Lo más importante: la historia ha demostrado que a la luz de los acontecimientos que siguieron a los ataques respectivos, los programas nucleares de Iraq y Siria se pospusieron durante períodos significativamente más largos de lo que podría haberse pronosticado con parámetros teóricos o científicos. A pesar de las motivaciones de Iraq y Siria para reconstruir sus programas nucleares, la reconstrucción se pospuso, entre otras cosas, porque las circunstancias desviaron la atención y los recursos de los programas nucleares cambiaron por completo el equilibrio de consideraciones de los regímenes. La guerra de 2003 en Iraq y la guerra civil en Siria garantizan que los programas nucleares de estos dos estados no se reanuden, al menos durante décadas.

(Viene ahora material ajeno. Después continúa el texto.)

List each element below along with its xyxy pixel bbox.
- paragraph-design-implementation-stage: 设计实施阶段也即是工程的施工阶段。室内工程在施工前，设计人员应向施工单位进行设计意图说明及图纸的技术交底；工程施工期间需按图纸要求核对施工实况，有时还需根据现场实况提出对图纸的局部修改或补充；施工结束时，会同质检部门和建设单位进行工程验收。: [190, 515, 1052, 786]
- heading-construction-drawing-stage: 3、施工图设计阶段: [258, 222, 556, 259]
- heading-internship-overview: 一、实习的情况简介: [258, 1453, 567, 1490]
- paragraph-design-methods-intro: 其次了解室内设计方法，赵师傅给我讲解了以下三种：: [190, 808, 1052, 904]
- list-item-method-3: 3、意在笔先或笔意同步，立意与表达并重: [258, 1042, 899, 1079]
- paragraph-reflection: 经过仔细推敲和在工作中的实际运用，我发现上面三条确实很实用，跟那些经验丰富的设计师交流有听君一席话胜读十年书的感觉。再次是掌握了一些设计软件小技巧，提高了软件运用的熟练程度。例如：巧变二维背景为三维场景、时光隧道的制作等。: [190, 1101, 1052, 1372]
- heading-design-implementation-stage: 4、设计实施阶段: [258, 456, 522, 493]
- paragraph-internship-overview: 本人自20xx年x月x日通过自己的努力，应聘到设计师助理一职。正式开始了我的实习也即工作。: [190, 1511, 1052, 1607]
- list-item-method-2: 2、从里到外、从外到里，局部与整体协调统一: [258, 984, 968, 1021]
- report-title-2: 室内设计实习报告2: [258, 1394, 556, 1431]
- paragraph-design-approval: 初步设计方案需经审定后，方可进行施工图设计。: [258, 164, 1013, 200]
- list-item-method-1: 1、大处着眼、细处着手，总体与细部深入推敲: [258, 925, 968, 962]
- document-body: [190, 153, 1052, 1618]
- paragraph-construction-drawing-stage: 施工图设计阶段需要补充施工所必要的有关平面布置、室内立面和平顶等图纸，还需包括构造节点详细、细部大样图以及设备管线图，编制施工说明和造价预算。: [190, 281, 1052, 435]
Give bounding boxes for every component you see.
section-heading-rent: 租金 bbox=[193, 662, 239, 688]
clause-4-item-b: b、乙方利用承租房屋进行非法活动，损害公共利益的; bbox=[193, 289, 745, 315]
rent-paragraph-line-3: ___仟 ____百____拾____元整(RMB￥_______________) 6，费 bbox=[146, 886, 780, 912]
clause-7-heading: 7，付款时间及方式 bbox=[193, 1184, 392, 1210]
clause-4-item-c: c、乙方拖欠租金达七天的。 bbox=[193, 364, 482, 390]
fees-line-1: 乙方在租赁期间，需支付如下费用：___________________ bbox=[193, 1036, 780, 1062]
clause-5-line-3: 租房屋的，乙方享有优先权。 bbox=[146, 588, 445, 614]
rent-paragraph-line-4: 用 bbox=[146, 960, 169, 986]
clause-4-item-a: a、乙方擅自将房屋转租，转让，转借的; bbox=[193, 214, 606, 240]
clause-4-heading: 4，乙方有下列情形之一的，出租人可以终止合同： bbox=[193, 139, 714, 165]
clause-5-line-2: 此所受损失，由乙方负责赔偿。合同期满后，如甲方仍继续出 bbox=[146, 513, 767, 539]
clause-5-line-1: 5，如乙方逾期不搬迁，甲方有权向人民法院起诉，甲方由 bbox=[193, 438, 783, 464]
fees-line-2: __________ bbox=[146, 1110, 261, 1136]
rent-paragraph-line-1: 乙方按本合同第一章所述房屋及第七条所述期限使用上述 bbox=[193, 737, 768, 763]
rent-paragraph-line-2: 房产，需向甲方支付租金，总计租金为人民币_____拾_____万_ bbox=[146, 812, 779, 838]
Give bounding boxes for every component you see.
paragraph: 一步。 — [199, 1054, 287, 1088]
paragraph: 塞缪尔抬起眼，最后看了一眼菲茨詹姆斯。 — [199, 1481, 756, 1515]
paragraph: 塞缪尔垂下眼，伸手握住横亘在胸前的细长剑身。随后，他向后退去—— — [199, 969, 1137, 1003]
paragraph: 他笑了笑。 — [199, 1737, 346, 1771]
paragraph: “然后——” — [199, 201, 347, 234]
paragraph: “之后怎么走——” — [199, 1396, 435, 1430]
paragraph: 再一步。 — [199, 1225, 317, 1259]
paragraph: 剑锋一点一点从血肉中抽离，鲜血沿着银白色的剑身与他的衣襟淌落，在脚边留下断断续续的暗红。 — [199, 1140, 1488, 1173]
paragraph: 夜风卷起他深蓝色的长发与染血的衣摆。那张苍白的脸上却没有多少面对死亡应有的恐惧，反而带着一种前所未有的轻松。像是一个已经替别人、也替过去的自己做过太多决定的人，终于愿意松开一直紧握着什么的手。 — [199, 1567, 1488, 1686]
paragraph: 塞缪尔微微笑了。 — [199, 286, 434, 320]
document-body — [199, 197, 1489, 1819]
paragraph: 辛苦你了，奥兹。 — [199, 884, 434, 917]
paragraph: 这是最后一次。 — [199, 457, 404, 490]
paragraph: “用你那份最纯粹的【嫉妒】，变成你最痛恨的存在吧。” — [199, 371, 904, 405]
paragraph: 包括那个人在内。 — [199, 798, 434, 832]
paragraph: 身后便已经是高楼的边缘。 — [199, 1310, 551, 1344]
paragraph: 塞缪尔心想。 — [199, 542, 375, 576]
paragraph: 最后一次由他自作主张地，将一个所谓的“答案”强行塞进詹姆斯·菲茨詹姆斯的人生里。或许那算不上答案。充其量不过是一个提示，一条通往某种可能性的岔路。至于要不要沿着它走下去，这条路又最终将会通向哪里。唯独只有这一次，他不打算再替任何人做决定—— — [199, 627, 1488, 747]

Sin embargo, estos dos casos no necesariamente apuntan a una doctrina que será eternamente viable. Los enemigos de Israel han aprendido las lecciones de los ataques contra los reactores en Iraq y en Siria, y han desarrollado desafíos más difíciles ante posibles ataques. En términos operativos y políticos, el programa nuclear iraní (como el difunto programa libio) se basa en el enriquecimiento centrífugo de uranio, que puede dispersarse, ocultarse y protegerse con mayor eficacia que los reactores nucleares más vulnerables. La defensa de los programas nucleares, particularmente la defensa aérea, continuará mejorando y, en consecuencia, cobrará un alto precio en caso de ataque. Por lo tanto, los líderes actuales y futuros del Estado de Israel no escaparán a la necesidad de analizar a fondo los objetivos estratégicos, las opciones y los riesgos en el contexto futuro de los planes del enemigo para desarrollar y armarse con armas nucleares.